A penny wrapped in silver paper
I started at Pelham Street School in 1956 at under 4 years old. The Headmistress, Miss Webster, smacked the back of my legs on the first day. The lovely nurse was Miss Scott. She wore a full skirted overall in pale green. I believe Miss Jupp was my first teacher, so kind. She recognised me on a bus when I was 20 and spoke to me. Mrs Smith was a teacher who gave me an old penny wrapped in silver paper so the class would think I had half a crown; this was for sitting up straight during story time. Not a very helpful thing to do, it did not help with the bonding of classmates. Later I was taught by her when I was thirteen, old enough to understand her methods were cruel.
My first love
Pelham Street School was were I first fell in love, he was called Andre Welch. I used to have a photograph of myself in class with a pink and blue Triang pushchair that said Mum-Ma when pushed. Also in the photo was Dennis Vaughan dressed in full cowboy gear, sitting on a metal horse on springs. I can almost smell the place as I type. The swing in the playground tucked around the corner, the little green canvas camp beds where we had our afternoon naps. The teachers stopped me sucking my thumb. I remember jealousy rearing its ugly head for the first time. The object of my jealousy was a pretty blonde girl. I hit her – what was her crime? She wore a beautiful angora knitted bolero with silver thread running through.
Hand me down shoes
I remember the end of my first day. My Mum came to meet me; I was sitting in the playground, my thick brown hair having escaped its ties.
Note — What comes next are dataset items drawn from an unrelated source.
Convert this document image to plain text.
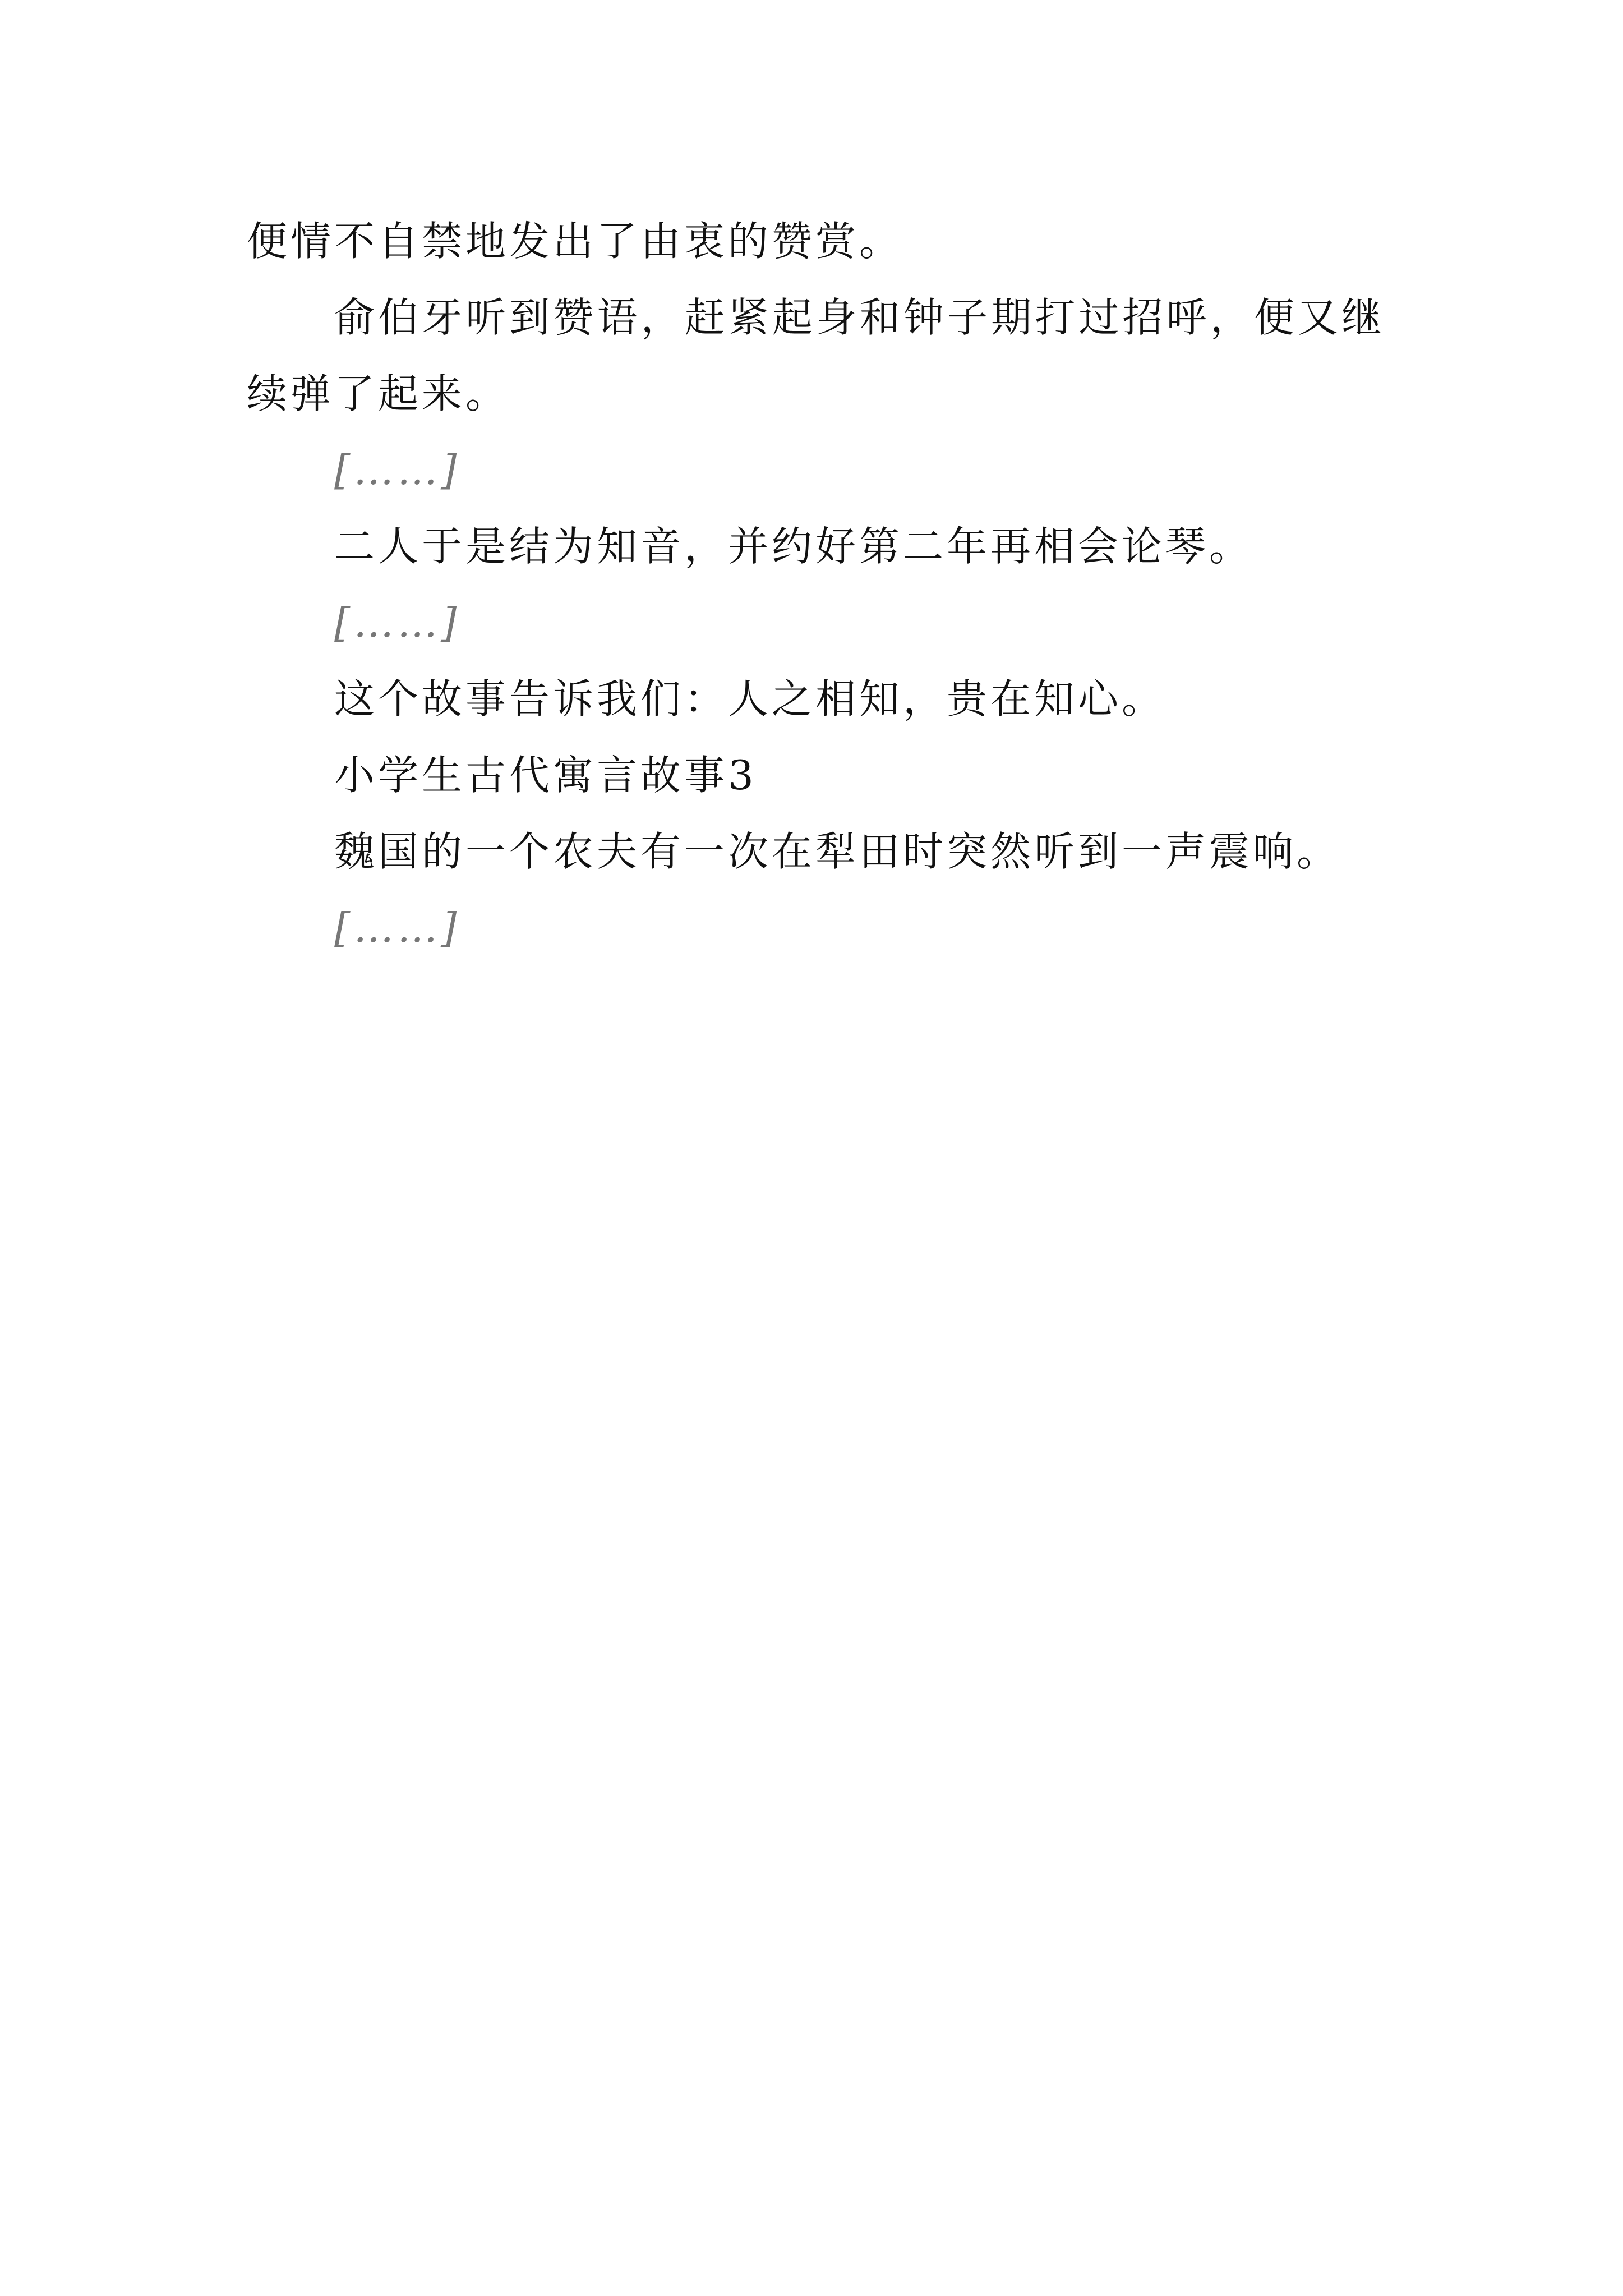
便情不自禁地发出了由衷的赞赏。

俞伯牙听到赞语，赶紧起身和钟子期打过招呼，便又继续弹了起来。

[……]

二人于是结为知音，并约好第二年再相会论琴。

[……]

这个故事告诉我们：人之相知，贵在知心。

小学生古代寓言故事3

魏国的一个农夫有一次在犁田时突然听到一声震响。

[……]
My pleated skirt with straps had had its buttons pulled off by a boy who was behind me whilst enacting The Big Ship Sails On The Ally Ally Oh. Not forgetting my hand-me-down, brown, lace-up shoes with blakies on the heels that made me do the splits on the wooden corridor floors, hurting my under-carriage. Oh Mother, sanctuary, take me home. Then horror strikes as I am informed I must come back the next day. Life will never be the same.